The use of the juice just gave him an edge – albeit an unfair edge over the other players.

Although in the end, the choice whether to take or not to take performance enhancing drugs is a decision which McGwire and other athletes must make on their own, part of the blame does come from you and me.

When we cheer on the monstrous players as they grow bigger, stronger, and run, jump, pitch and hit faster and further, we are driving them closer to taking those drugs.

We aren’t so much yelling at them to take the drugs directly, but there must come a point in time where they know they just can’t physically do any better on their own. The human body is an incredibly agile machine, but all machines have their limits.

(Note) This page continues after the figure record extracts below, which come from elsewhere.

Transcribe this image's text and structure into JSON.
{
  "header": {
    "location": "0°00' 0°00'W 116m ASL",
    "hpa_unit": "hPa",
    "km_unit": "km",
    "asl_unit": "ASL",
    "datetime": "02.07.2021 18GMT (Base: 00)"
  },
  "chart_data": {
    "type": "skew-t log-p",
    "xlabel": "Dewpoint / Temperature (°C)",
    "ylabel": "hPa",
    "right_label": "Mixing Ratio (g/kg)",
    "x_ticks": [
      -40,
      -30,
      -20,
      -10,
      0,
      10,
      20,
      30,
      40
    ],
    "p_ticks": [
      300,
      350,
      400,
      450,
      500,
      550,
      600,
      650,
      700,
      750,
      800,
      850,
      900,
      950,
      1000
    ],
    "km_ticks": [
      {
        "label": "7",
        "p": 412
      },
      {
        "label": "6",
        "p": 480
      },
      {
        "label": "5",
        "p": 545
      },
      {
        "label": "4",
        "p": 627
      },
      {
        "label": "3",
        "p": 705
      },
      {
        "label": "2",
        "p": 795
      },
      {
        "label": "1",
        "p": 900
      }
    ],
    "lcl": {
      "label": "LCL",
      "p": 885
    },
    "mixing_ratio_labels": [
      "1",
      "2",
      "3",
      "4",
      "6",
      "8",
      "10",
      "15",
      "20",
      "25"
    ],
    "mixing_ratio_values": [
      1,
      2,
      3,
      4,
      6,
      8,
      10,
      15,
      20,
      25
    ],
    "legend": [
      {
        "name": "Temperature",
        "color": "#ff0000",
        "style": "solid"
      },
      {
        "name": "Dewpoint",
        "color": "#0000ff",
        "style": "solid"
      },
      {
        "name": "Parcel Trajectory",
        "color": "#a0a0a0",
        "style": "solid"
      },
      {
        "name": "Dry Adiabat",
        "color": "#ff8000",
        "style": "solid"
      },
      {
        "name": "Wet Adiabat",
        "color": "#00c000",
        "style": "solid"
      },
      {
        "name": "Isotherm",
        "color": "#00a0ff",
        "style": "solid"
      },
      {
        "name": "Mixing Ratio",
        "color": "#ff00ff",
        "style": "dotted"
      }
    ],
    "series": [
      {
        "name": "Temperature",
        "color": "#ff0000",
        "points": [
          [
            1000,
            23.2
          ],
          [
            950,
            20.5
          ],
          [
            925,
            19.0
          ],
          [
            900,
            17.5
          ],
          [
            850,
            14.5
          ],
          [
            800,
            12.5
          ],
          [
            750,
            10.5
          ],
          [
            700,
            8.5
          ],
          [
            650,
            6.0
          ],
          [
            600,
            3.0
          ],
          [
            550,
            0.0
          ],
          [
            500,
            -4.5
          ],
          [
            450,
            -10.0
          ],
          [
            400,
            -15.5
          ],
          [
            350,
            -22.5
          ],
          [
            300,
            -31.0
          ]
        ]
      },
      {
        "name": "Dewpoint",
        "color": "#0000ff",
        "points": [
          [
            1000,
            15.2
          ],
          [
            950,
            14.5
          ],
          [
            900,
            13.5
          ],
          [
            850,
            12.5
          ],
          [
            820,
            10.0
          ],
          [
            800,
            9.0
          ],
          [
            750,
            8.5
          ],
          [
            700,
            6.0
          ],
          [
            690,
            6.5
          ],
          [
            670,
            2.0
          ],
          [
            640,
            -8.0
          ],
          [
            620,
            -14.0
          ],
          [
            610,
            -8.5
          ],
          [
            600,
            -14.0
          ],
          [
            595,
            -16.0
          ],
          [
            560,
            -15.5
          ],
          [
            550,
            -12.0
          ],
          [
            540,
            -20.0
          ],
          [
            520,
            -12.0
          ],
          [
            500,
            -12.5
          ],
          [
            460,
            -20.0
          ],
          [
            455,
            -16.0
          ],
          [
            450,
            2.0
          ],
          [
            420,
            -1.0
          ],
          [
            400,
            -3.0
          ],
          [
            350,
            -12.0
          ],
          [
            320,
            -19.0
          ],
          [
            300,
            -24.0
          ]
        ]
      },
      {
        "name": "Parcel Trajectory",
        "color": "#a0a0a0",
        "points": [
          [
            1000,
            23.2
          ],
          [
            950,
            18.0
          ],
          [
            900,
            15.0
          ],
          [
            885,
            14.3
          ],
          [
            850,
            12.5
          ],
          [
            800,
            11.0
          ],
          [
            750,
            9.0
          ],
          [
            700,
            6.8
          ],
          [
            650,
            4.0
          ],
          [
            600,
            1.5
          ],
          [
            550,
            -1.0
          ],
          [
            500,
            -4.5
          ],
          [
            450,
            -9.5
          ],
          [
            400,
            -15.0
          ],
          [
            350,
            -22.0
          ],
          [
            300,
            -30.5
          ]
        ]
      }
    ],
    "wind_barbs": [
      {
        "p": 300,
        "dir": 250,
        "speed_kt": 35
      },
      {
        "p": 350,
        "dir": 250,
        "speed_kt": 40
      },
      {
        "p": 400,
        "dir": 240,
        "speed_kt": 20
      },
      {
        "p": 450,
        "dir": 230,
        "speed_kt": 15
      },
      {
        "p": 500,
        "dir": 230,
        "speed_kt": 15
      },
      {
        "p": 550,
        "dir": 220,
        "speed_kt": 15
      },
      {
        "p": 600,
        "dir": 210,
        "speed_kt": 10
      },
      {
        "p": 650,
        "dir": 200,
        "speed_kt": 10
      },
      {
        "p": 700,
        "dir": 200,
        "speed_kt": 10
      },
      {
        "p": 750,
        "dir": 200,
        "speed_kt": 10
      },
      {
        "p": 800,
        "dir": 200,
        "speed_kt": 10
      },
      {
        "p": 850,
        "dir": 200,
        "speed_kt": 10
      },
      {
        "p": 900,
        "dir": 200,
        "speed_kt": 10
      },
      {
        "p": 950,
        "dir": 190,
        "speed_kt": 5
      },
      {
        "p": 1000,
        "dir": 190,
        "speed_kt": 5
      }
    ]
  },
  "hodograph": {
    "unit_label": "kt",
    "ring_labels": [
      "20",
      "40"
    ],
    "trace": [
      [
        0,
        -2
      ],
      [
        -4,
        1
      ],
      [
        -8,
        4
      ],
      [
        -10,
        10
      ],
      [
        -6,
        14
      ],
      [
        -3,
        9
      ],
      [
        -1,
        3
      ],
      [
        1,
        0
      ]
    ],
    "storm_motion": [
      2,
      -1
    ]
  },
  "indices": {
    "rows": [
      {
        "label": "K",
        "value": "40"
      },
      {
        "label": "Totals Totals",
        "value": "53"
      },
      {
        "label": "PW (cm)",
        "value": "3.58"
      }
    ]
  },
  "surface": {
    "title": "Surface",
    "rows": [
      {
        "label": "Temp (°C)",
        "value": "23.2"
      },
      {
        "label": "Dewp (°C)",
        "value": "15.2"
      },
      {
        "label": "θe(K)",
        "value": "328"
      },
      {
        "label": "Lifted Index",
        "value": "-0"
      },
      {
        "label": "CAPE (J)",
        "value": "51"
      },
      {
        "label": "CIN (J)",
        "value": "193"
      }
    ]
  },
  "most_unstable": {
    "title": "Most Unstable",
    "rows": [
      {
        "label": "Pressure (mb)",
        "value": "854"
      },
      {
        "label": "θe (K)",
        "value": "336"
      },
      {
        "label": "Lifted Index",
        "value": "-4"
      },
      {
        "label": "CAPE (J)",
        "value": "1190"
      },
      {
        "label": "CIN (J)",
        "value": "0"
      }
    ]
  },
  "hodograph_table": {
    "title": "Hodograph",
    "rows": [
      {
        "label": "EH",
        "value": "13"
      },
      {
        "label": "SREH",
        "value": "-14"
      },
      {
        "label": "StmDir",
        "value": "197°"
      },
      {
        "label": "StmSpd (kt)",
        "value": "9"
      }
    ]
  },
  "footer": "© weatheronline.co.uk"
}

When an athlete reaches that limit, he or she must be under enormous pressure to find a way to pass his or her own physical limitations.

With steroids and other illegal substances constantly hovering off in the distance, it doesn’t take much to push someone over the edge, to do the wrong thing.

Taking performance enhancing drugs is wrong – just ask Ben Johnson. He was the fastest man in the world for the briefest of times. As soon as it was discovered that he had taken performance enhancing drugs, they took away the famed Canadian’s Olympic sprinter’s medal, and he – and his country – were disgraced.

Mark McGwire shouldn’t be allowed to coach, or do anything else in any professional sport – now that he’s confessed his sin. As soon as he spoke out, he disgraced himself, his sport and his country, because he’s not just admitting he took these performance enhancing drugs, indirectly, he’s admitting there was and most likely still is a drug problem in his sport, and his country.